La corruption, est une vraie maladie, comparable à “un cancer métastatique”, selon le Pape, une maladie qui ronge l’homme au plus profond de lui, de sa personne, et capable de se répandre dans la sphère sociale, provoquant “désordre”, “dégradation” et “mortifications” en chaîne, dénonce le Pape dans la préface de ce livre centré sur “les origines profondes” de la corruption. “Une maladie du cœur” qui touche la vie humaine à tous ses niveaux, explicite en effet le cardinal Turkson dans ce nouvel ouvrage. “Le mot “corrompu” renvoie effectivement au coeur, à un cœur “rompu”, à savoir “brisé”, “sali” par quelque chose, lui fait écho le Pape dans la préface, et de façon plus imagée encore, à “un cœur abimé” comme un corps entrant peu à peu dans “un état de décomposition” et dégageant “une mauvaise odeur”. Et si le Pape n’hésite pas à utiliser de tels termes c’est qu’il est lui-même auteur de deux ouvrages sur les méfaits de la corruption — Guérir de la corruption et L’humilité est le chemin qui conduit à Dieu — et qu’il analyse depuis des années les mécanismes de ce fléau, dans la société comme dans l’Église.

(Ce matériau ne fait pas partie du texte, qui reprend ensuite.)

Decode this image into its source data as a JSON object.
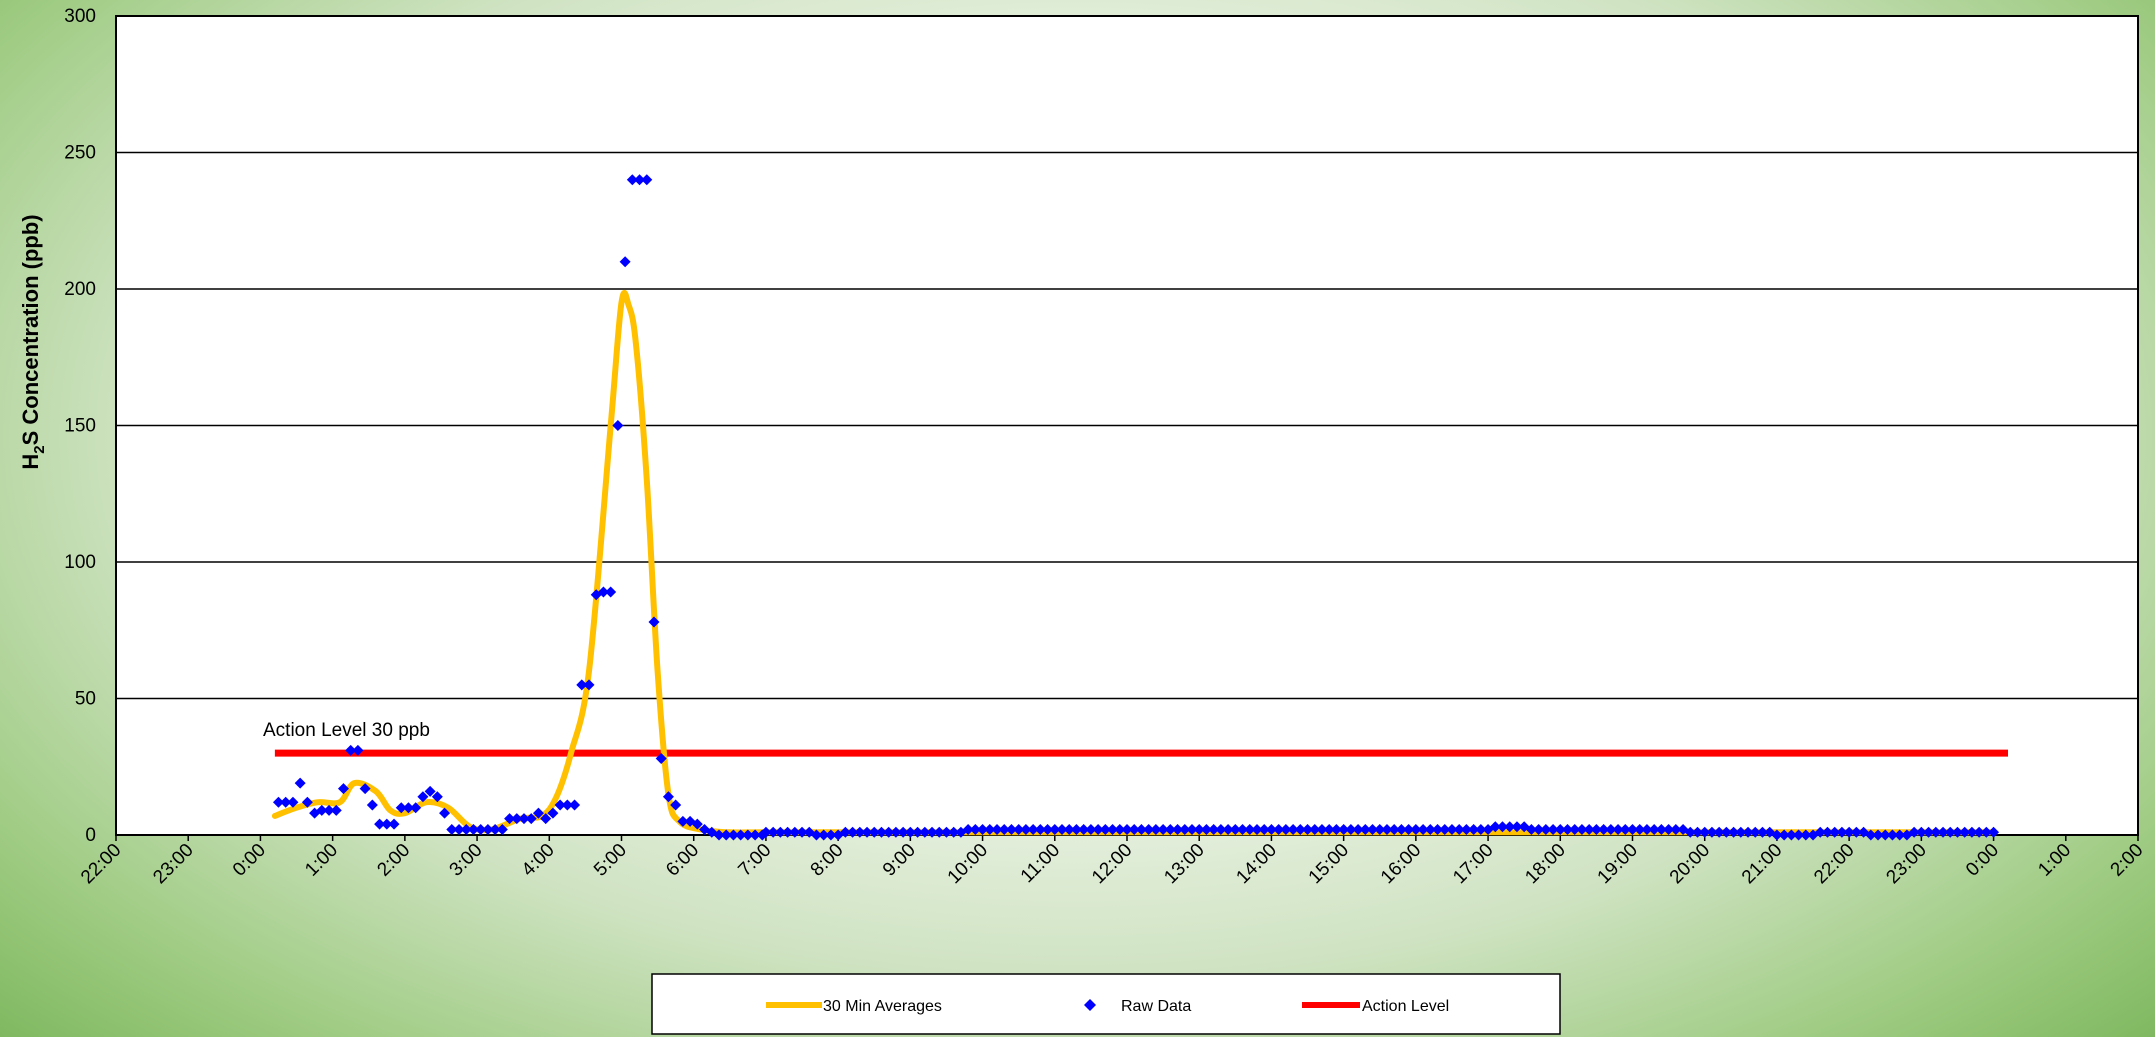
{
  "chart_data": {
    "type": "line",
    "y_axis": {
      "label_prefix": "H",
      "label_sub": "2",
      "label_suffix": "S Concentration (ppb)",
      "ylim": [
        0,
        300
      ],
      "ticks": [
        0,
        50,
        100,
        150,
        200,
        250,
        300
      ],
      "grid": true
    },
    "x_axis": {
      "unit": "hours",
      "xlim": [
        -2,
        26
      ],
      "tick_values": [
        -2,
        -1,
        0,
        1,
        2,
        3,
        4,
        5,
        6,
        7,
        8,
        9,
        10,
        11,
        12,
        13,
        14,
        15,
        16,
        17,
        18,
        19,
        20,
        21,
        22,
        23,
        24,
        25,
        26
      ],
      "tick_labels": [
        "22:00",
        "23:00",
        "0:00",
        "1:00",
        "2:00",
        "3:00",
        "4:00",
        "5:00",
        "6:00",
        "7:00",
        "8:00",
        "9:00",
        "10:00",
        "11:00",
        "12:00",
        "13:00",
        "14:00",
        "15:00",
        "16:00",
        "17:00",
        "18:00",
        "19:00",
        "20:00",
        "21:00",
        "22:00",
        "23:00",
        "0:00",
        "1:00",
        "2:00"
      ]
    },
    "annotation": "Action Level 30 ppb",
    "legend": {
      "placement": "bottom-center",
      "entries": [
        "30 Min Averages",
        "Raw Data",
        "Action Level"
      ]
    },
    "series": [
      {
        "name": "30 Min Averages",
        "type": "line",
        "color": "#ffc000",
        "x": [
          0.2,
          0.5,
          0.8,
          1.1,
          1.3,
          1.6,
          1.8,
          2.0,
          2.3,
          2.6,
          2.9,
          3.2,
          3.6,
          3.9,
          4.1,
          4.3,
          4.55,
          4.85,
          5.0,
          5.1,
          5.2,
          5.35,
          5.5,
          5.65,
          5.8,
          6.1,
          6.5,
          7.0,
          8.0,
          10.0,
          12.0,
          16.0,
          20.0,
          24.0
        ],
        "y": [
          7,
          10,
          12,
          12,
          19,
          16,
          9,
          8,
          12,
          10,
          3,
          2,
          6,
          7,
          14,
          30,
          60,
          150,
          195,
          194,
          180,
          130,
          60,
          15,
          5,
          2,
          1,
          1,
          1,
          1,
          1,
          1,
          1,
          1
        ]
      },
      {
        "name": "Raw Data",
        "type": "scatter",
        "color": "#0000ff",
        "x": [
          0.25,
          0.35,
          0.45,
          0.55,
          0.65,
          0.75,
          0.85,
          0.95,
          1.05,
          1.15,
          1.25,
          1.35,
          1.45,
          1.55,
          1.65,
          1.75,
          1.85,
          1.95,
          2.05,
          2.15,
          2.25,
          2.35,
          2.45,
          2.55,
          2.65,
          2.75,
          2.85,
          2.95,
          3.05,
          3.15,
          3.25,
          3.35,
          3.45,
          3.55,
          3.65,
          3.75,
          3.85,
          3.95,
          4.05,
          4.15,
          4.25,
          4.35,
          4.45,
          4.55,
          4.65,
          4.75,
          4.85,
          4.95,
          5.05,
          5.15,
          5.25,
          5.35,
          5.45,
          5.55,
          5.65,
          5.75,
          5.85,
          5.95,
          6.05,
          6.15,
          6.25,
          6.35,
          6.45,
          6.55,
          6.65,
          6.75,
          6.85,
          6.95
        ],
        "y": [
          12,
          12,
          12,
          19,
          12,
          8,
          9,
          9,
          9,
          17,
          31,
          31,
          17,
          11,
          4,
          4,
          4,
          10,
          10,
          10,
          14,
          16,
          14,
          8,
          2,
          2,
          2,
          2,
          2,
          2,
          2,
          2,
          6,
          6,
          6,
          6,
          8,
          6,
          8,
          11,
          11,
          11,
          55,
          55,
          88,
          89,
          89,
          150,
          210,
          240,
          240,
          240,
          78,
          28,
          14,
          11,
          5,
          5,
          4,
          2,
          1,
          0,
          0,
          0,
          0,
          0,
          0,
          0
        ],
        "baseline_after_7h": {
          "from": 7.0,
          "to": 24.0,
          "step": 0.1,
          "typical_value_range": [
            0,
            3
          ]
        }
      },
      {
        "name": "Action Level",
        "type": "line",
        "color": "#ff0000",
        "x": [
          0.2,
          24.2
        ],
        "y": [
          30,
          30
        ]
      }
    ]
  }
}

La préface du livre-entretien du cardinal Turkson, est publiée par nos confrères italiens du Corriere della Sera, sous forme d’appel à combattre plus que jamais cette « forme de blasphème », ce « cancer » que représente la corruption et nuit aux trois relations fondamentales de l’homme : avec Dieu, avec son prochain, et avec la création. L’homme qui se laisse corrompre « subit une chute » dont le cardinal Turkson, rapporte le Pape, « explore les différents passages » : le moment où celle-ci fait son apparition puis commence à s’insinuer, de la spiritualité de l’homme jusqu’à ses constructions sociales, culturelles, politiques et criminelles. Et l’Église, dans ce processus, n’est pas à l’abri du danger, confirme le Pape. Et ses effets sur « son identité » et sa « bonne marche » — mondanité spirituelle, tiédeur, hypocrisie, triomphalisme, faire prévaloir l’esprit du monde dans nos vies, l’indifférence … — y sont “plus dévastateurs que la lèpre”, dénoncent l’un et l’autre.
Pour un nouvel humanisme
“Nous, chrétiens, et non chrétiens, nous sommes des flocons de neige, mais en nous unissant nous pouvons former une avalanche : un mouvement fort et constructif. Voilà le nouvel humanisme, cette renaissance, cette recréation contre la corruption que nous pouvons réaliser avec une audace prophétique”, exhorte François. “Œuvrons ensemble, chrétiens, non chrétiens, personnes de toutes religions et non croyants, pour combattre cette forme de blasphème, contre ce cancer qui ronge nos vies. Il est urgent d’en prendre conscience, et pour cela, il faut une éducation et une culture miséricordieuse, il faut que tout le monde coopère, selon ses propres possibilités, ses propres talents et sa propre créativité”.
Le Saint-Siège en première ligne
Depuis son adhésion à la convention des Nations unies contre la corruption, en septembre 2016, le Saint-Siège est encore plus motivé à apporter sa contribution, et a organisé ce jeudi au Vatican sa première grande conférence internationale. Premier volet d’une bataille culturelle que le pape François compte bien mener jusqu’au bout. Objectif de la conférence, organisée par le Dicastère pour le service du développement humain intégral : “Sensibiliser l’opinion publique, commencer à identifier des initiatives concrètes qui peuvent aider à envisager des politiques et des lois préventives contre la corruption qui, soulignent les organisateurs, s’insinue telle une mite dans les processus de développement, détruisant tout type de relation entre les institutions et les personnes”. Parmi les intervenants, des représentants de l’Église, de la magistrature, d’associations, des hommes de terrain, et des victimes de tels crimes. Que faire face à la corruption, face aux réseaux criminels ou mafieux, face aux abus dans l’exploitation des ressources naturelles ou dans la simple requête d’un service censé être gratuit… C’est à tous les niveaux de la corruption que le Vatican compte bien s’attaquer.